Taylor’s client list boasts well-known fine art photographers from all over the United States and the British Isles.  However, it was his Minneapolis friend, Cy DeCosse, that helped fire his interest in the three color gum process.  DeCosse was a successful publisher, photographer and TV commercial director, who turned to fine art photography and became fascinated by alternative forms of printing.   Using his empirical skills with Platinum, Taylor crafted masterful prints for DeCosse from images captured with the photographer’s 4 x 5 Sinar X and Rollei 6008 cameras.  When DeCosse decided to switch exclusively to color for a new exhibit, he asked Keith to help him explore alternative forms of color printing – other than conventional Cibachrome or inkjet.  He wanted his new work to look hand-made, painterly.  He described his intention to photograph arrangements of fruit, classically presented against textured backgrounds and lighted to reflect the four seasons.  He wanted his prints to be realistic looking and to be printed in full color, but at the same time, have the flavor of Pictorialism.

Examining the yellow separation negative

Examining the yellow separation negative.

Always eager to stretch his creative wings, Taylor began his research.  Initially he considered gum printing as a good prospect, but promised to keep his mind open until he not only found the best color method for DeCosse, but the most practical one.  Taylor’s knowledge of the gum process was limited to what he had read in film journals or seen displayed in museums by early master photographers like, Demancy, Maskell, Stieglitz, Steichen, Kuhn and Kasebier.  He began analyzing the work of these pioneers as well as contemporary gum printers, gleaning tidbits from everyone who had ever spoken or published on the subject.  Both Taylor and DeCosse soon recognized that the Autochrome Process actually came closest to a full color version of the Pictorial style.  It offered soft, impressionistic imagery and rich, vibrant color, but it was finally rejected due to its vast, unpredictable intricacies, foreboding pitfalls and a dark statement Taylor came across warning, “this process is a merciless bitch far more daunting than weaving straw into gold.”
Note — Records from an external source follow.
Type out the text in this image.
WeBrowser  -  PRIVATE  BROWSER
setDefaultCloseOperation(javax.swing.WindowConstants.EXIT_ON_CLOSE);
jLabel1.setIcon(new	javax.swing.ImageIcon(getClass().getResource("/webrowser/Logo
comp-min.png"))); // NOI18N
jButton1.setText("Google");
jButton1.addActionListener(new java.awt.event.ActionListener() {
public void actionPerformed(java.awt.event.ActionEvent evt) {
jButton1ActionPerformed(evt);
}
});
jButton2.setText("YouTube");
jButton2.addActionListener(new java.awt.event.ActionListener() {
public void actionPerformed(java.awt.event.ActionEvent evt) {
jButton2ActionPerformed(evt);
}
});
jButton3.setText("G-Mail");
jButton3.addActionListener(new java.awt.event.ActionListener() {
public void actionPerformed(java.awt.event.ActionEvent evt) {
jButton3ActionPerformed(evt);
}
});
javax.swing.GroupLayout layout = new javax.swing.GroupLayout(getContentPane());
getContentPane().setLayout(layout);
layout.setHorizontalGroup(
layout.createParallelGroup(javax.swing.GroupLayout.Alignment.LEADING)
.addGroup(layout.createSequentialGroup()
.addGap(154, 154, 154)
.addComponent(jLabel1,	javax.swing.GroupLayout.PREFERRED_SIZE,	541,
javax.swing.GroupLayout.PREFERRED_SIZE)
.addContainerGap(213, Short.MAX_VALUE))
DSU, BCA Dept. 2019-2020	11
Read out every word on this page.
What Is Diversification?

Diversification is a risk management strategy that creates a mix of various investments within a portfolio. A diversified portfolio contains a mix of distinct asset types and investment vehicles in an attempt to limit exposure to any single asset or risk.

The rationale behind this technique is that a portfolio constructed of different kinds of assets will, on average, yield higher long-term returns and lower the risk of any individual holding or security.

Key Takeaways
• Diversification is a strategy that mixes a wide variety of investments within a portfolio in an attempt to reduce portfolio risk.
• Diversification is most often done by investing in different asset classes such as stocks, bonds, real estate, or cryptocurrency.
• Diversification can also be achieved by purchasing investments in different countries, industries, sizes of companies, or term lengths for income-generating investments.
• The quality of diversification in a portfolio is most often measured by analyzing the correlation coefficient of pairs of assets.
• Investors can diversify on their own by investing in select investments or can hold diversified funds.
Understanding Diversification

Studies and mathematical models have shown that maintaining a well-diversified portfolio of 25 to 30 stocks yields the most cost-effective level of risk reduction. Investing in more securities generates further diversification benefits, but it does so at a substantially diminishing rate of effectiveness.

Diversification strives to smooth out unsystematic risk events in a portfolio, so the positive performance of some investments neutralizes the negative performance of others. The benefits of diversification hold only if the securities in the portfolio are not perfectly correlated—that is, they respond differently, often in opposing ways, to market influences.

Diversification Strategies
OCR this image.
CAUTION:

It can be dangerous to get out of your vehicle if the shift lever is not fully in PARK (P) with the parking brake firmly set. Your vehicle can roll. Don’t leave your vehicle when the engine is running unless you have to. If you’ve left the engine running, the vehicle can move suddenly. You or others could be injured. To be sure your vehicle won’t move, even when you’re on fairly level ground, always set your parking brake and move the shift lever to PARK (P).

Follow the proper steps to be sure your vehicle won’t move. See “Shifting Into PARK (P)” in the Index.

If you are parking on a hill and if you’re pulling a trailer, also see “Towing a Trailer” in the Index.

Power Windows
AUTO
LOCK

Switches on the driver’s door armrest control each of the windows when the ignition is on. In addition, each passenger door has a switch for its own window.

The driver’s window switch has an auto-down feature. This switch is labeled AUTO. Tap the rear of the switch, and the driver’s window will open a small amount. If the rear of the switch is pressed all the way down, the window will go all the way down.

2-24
The three color gum approach won by default, and Taylor, with DeCosse’s backing, leaped to the task.  He familiarized himself with the production of separation negative files on his Mac, the dilution of dichromate sensitizers, pigments, the properties of gum Arabic, myriad watercolor papers, and the best method to shrink and re-size them.  He worked in his laboratory well beyond midnight for months searching for the correct combination of pigment, gum and sensitizer that would deliver a perfect balance of color in each of the three layers essential in creating a realistic looking print.  The old mantra of gum printers that proclaims, “the final step in gum is to take your print, turn it upside down, then drop it into the trash can,” soon began to ring in his ears.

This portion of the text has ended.